On 2004 June 23, `Mobile' and `Immobile' People and Societies, I described Reuven Brenner's categorization of people and societies into `immobile' and `mobile'.
For Americans, this language insults those who are `immobile' or come from `immobile' societies. So the terms partly fail to help thought.
On the other hand, as a distinction, the terms make sense.
In the Paleolithic, humans were rare and cooperative, as described in Differing Virtues. Using Brenner's terms, Paleolithic societies were `mobile'.
Then the human population began to fill its niches. As a consequence, groups fought more over resources, such as deer that could be killed; diets changed, so that more grains were eaten; and over the millennia, agriculture came to the fore. Societies became more `immobile'.
After a society became agrarian, those who protected the cultivators had to learn to think of neighbors has potential enemies, because they lived in a zero-sum society.
Those societies that failed to adapt died. Moreover, because rulers become tyrannical when given the opportunity, as Christianity and the US Constitution proclaim, leaders preyed upon the cultivators by taxing them heavily.
Chinese history shows this. Order and law have high initial and low incremental costs. It is expensive to build and train an army; with it, you can conquer not just one, but many cities. Consequently, single states emerged to rule all of China a very long time ago.
(When a ruling clan became excessively corrupt or lazy, it lost the `mandate of heaven', and a new dynasty gained sufficient support to win a civil war.)
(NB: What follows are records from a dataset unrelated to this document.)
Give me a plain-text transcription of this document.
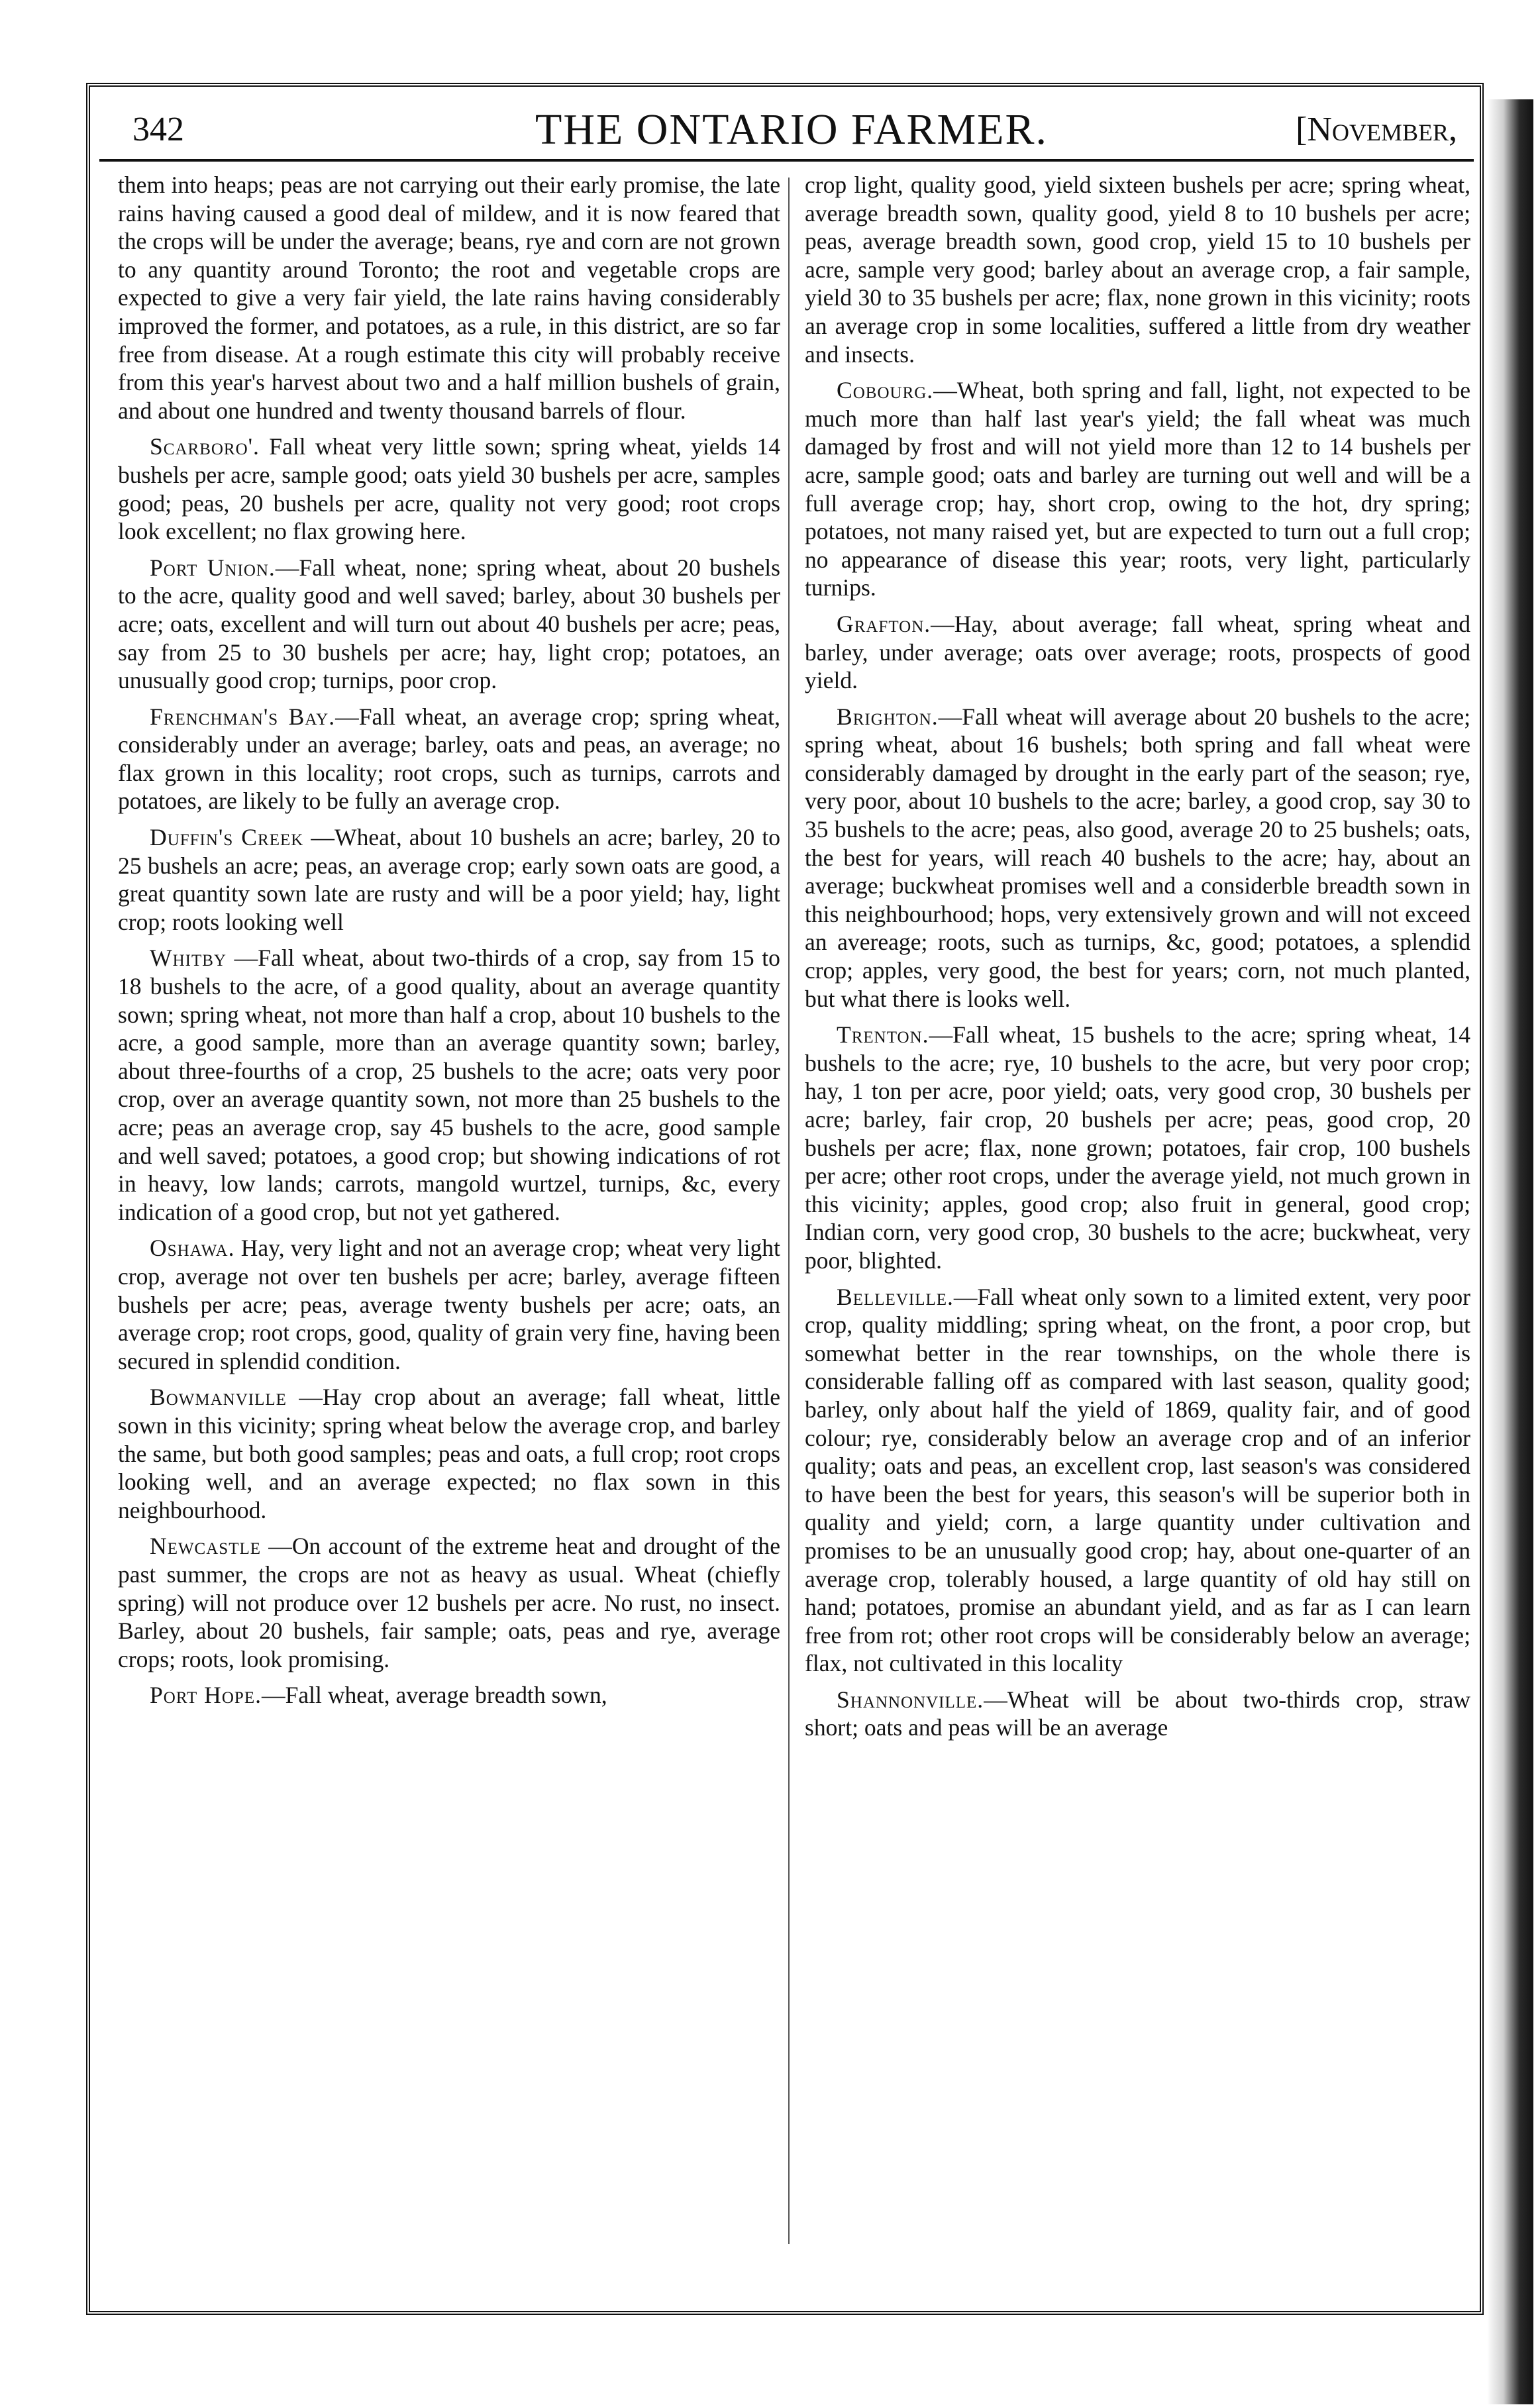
342	THE ONTARIO FARMER.	[November,

them into heaps; peas are not carrying out their early promise, the late rains having caused a good deal of mildew, and it is now feared that the crops will be under the average; beans, rye and corn are not grown to any quantity around Toronto; the root and vegetable crops are expected to give a very fair yield, the late rains having considerably improved the former, and potatoes, as a rule, in this district, are so far free from disease. At a rough estimate this city will probably receive from this year's harvest about two and a half million bushels of grain, and about one hundred and twenty thousand barrels of flour.

Scarboro'. Fall wheat very little sown; spring wheat, yields 14 bushels per acre, sample good; oats yield 30 bushels per acre, samples good; peas, 20 bushels per acre, quality not very good; root crops look excellent; no flax growing here.

Port Union.—Fall wheat, none; spring wheat, about 20 bushels to the acre, quality good and well saved; barley, about 30 bushels per acre; oats, excellent and will turn out about 40 bushels per acre; peas, say from 25 to 30 bushels per acre; hay, light crop; potatoes, an unusually good crop; turnips, poor crop.

Frenchman's Bay.—Fall wheat, an average crop; spring wheat, considerably under an average; barley, oats and peas, an average; no flax grown in this locality; root crops, such as turnips, carrots and potatoes, are likely to be fully an average crop.

Duffin's Creek —Wheat, about 10 bushels an acre; barley, 20 to 25 bushels an acre; peas, an average crop; early sown oats are good, a great quantity sown late are rusty and will be a poor yield; hay, light crop; roots looking well

Whitby —Fall wheat, about two-thirds of a crop, say from 15 to 18 bushels to the acre, of a good quality, about an average quantity sown; spring wheat, not more than half a crop, about 10 bushels to the acre, a good sample, more than an average quantity sown; barley, about three-fourths of a crop, 25 bushels to the acre; oats very poor crop, over an average quantity sown, not more than 25 bushels to the acre; peas an average crop, say 45 bushels to the acre, good sample and well saved; potatoes, a good crop; but showing indications of rot in heavy, low lands; carrots, mangold wurtzel, turnips, &c, every indication of a good crop, but not yet gathered.

Oshawa. Hay, very light and not an average crop; wheat very light crop, average not over ten bushels per acre; barley, average fifteen bushels per acre; peas, average twenty bushels per acre; oats, an average crop; root crops, good, quality of grain very fine, having been secured in splendid condition.

Bowmanville —Hay crop about an average; fall wheat, little sown in this vicinity; spring wheat below the average crop, and barley the same, but both good samples; peas and oats, a full crop; root crops looking well, and an average expected; no flax sown in this neighbourhood.

Newcastle —On account of the extreme heat and drought of the past summer, the crops are not as heavy as usual. Wheat (chiefly spring) will not produce over 12 bushels per acre. No rust, no insect. Barley, about 20 bushels, fair sample; oats, peas and rye, average crops; roots, look promising.

Port Hope.—Fall wheat, average breadth sown,

crop light, quality good, yield sixteen bushels per acre; spring wheat, average breadth sown, quality good, yield 8 to 10 bushels per acre; peas, average breadth sown, good crop, yield 15 to 10 bushels per acre, sample very good; barley about an average crop, a fair sample, yield 30 to 35 bushels per acre; flax, none grown in this vicinity; roots an average crop in some localities, suffered a little from dry weather and insects.

Cobourg.—Wheat, both spring and fall, light, not expected to be much more than half last year's yield; the fall wheat was much damaged by frost and will not yield more than 12 to 14 bushels per acre, sample good; oats and barley are turning out well and will be a full average crop; hay, short crop, owing to the hot, dry spring; potatoes, not many raised yet, but are expected to turn out a full crop; no appearance of disease this year; roots, very light, particularly turnips.

Grafton.—Hay, about average; fall wheat, spring wheat and barley, under average; oats over average; roots, prospects of good yield.

Brighton.—Fall wheat will average about 20 bushels to the acre; spring wheat, about 16 bushels; both spring and fall wheat were considerably damaged by drought in the early part of the season; rye, very poor, about 10 bushels to the acre; barley, a good crop, say 30 to 35 bushels to the acre; peas, also good, average 20 to 25 bushels; oats, the best for years, will reach 40 bushels to the acre; hay, about an average; buckwheat promises well and a considerble breadth sown in this neighbourhood; hops, very extensively grown and will not exceed an avereage; roots, such as turnips, &c, good; potatoes, a splendid crop; apples, very good, the best for years; corn, not much planted, but what there is looks well.

Trenton.—Fall wheat, 15 bushels to the acre; spring wheat, 14 bushels to the acre; rye, 10 bushels to the acre, but very poor crop; hay, 1 ton per acre, poor yield; oats, very good crop, 30 bushels per acre; barley, fair crop, 20 bushels per acre; peas, good crop, 20 bushels per acre; flax, none grown; potatoes, fair crop, 100 bushels per acre; other root crops, under the average yield, not much grown in this vicinity; apples, good crop; also fruit in general, good crop; Indian corn, very good crop, 30 bushels to the acre; buckwheat, very poor, blighted.

Belleville.—Fall wheat only sown to a limited extent, very poor crop, quality middling; spring wheat, on the front, a poor crop, but somewhat better in the rear townships, on the whole there is considerable falling off as compared with last season, quality good; barley, only about half the yield of 1869, quality fair, and of good colour; rye, considerably below an average crop and of an inferior quality; oats and peas, an excellent crop, last season's was considered to have been the best for years, this season's will be superior both in quality and yield; corn, a large quantity under cultivation and promises to be an unusually good crop; hay, about one-quarter of an average crop, tolerably housed, a large quantity of old hay still on hand; potatoes, promise an abundant yield, and as far as I can learn free from rot; other root crops will be considerably below an average; flax, not cultivated in this locality

Shannonville.—Wheat will be about two-thirds crop, straw short; oats and peas will be an average
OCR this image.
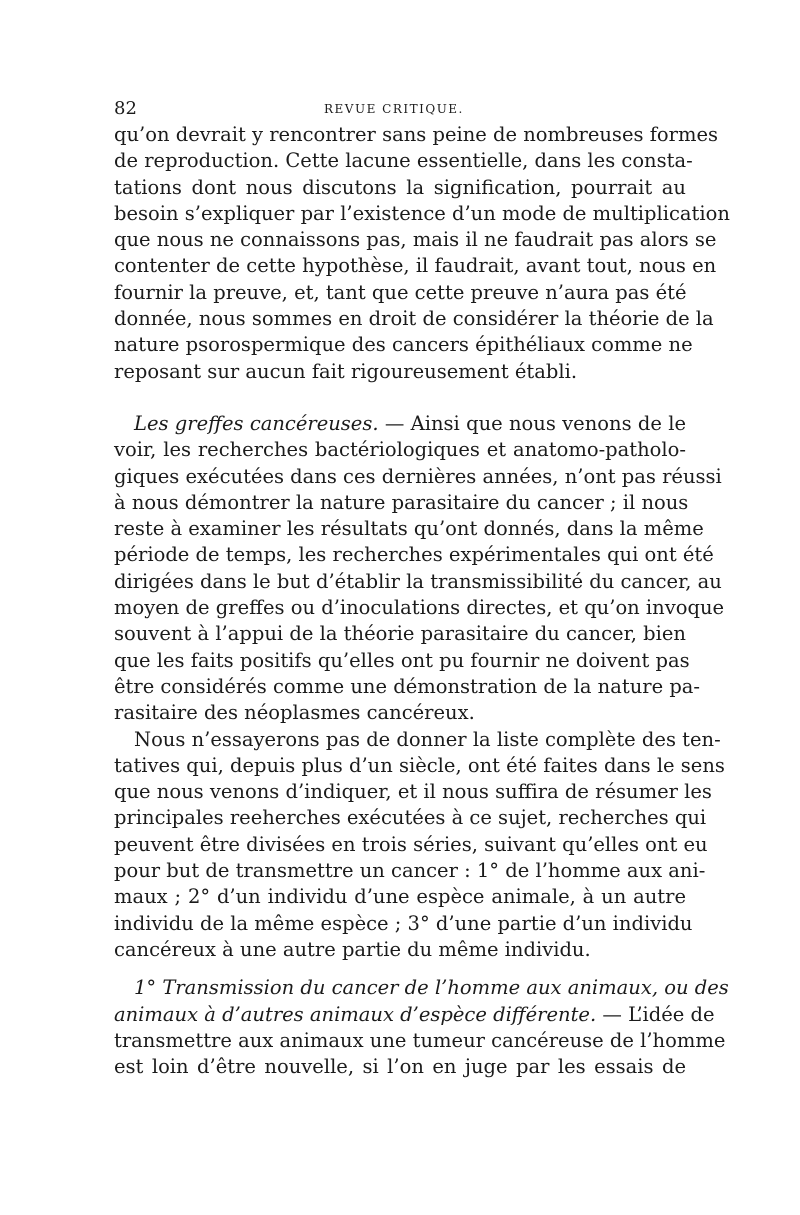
82	REVUE CRITIQUE.
qu’on devrait y rencontrer sans peine de nombreuses formes
de reproduction. Cette lacune essentielle, dans les consta-
tations dont nous discutons la signification, pourrait au
besoin s’expliquer par l’existence d’un mode de multiplication
que nous ne connaissons pas, mais il ne faudrait pas alors se
contenter de cette hypothèse, il faudrait, avant tout, nous en
fournir la preuve, et, tant que cette preuve n’aura pas été
donnée, nous sommes en droit de considérer la théorie de la
nature psorospermique des cancers épithéliaux comme ne
reposant sur aucun fait rigoureusement établi.
Les greffes cancéreuses. — Ainsi que nous venons de le
voir, les recherches bactériologiques et anatomo-patholo-
giques exécutées dans ces dernières années, n’ont pas réussi
à nous démontrer la nature parasitaire du cancer ; il nous
reste à examiner les résultats qu’ont donnés, dans la même
période de temps, les recherches expérimentales qui ont été
dirigées dans le but d’établir la transmissibilité du cancer, au
moyen de greffes ou d’inoculations directes, et qu’on invoque
souvent à l’appui de la théorie parasitaire du cancer, bien
que les faits positifs qu’elles ont pu fournir ne doivent pas
être considérés comme une démonstration de la nature pa-
rasitaire des néoplasmes cancéreux.
Nous n’essayerons pas de donner la liste complète des ten-
tatives qui, depuis plus d’un siècle, ont été faites dans le sens
que nous venons d’indiquer, et il nous suffira de résumer les
principales reeherches exécutées à ce sujet, recherches qui
peuvent être divisées en trois séries, suivant qu’elles ont eu
pour but de transmettre un cancer : 1° de l’homme aux ani-
maux ; 2° d’un individu d’une espèce animale, à un autre
individu de la même espèce ; 3° d’une partie d’un individu
cancéreux à une autre partie du même individu.
1° Transmission du cancer de l’homme aux animaux, ou des
animaux à d’autres animaux d’espèce différente. — L’idée de
transmettre aux animaux une tumeur cancéreuse de l’homme
est loin d’être nouvelle, si l’on en juge par les essais de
Europe is more broken up than the eastern parts of China, so those who tried to unify it with pre-industrial technologies failed. In addition, in the latter 11th century, Pope Gregory VII divided the spiritual part of the continental religion from the temporal part, thereby providing somewhat of an alternative to local land-based powers.
After suffering the plagues of the 14th century, wages rose. This meant that machinery and other forms of technological advance become more attractive economically.
The combination of factors multiple hierarchies, expensive labor, and more efficient technologies led (over a period of centuries, with many twists and turns) to the industrial revolution.
During this period, because of their slow increase in technological capability and its side effects, such as the spread of urban diseases, Europeans became able to conquer and migrate to areas held by others. The Europeans defeated the residents of North and South America, rather than the reverse.
Second, after that frontier was filled, Europeans and their settler descendents were able to increase resources through modern technology.
Before 1900, of the non-European states, only Japan become a threat to the Europeans.
Since 1900, more of the rulers of people in non-European areas have gained an appreciation of advanced technologies. Moreover, the Europeans weakened themselves in two terrible wars in the first half of the 20th century. As a consequence, non-European have gained power relative to the Europeans and their off-shoots, such as Americans.
Moreover, the `rich countries' have adopted fragile technologies that are readily highjacked by enemies. In addition, and perhaps more importantly, in the United States, people have adopted four political traditions. One of these, `the Jacksonian Tradition', fits the thinking of those who rule `immobile' societies. While that tradition enabled the US to respond in the short run to threats against it (had the responses been carried out competently), it hinders the only effective long run strategy, which is to persuade those not sure that a `mobile' society is better for them and for the world than an `immobile' society.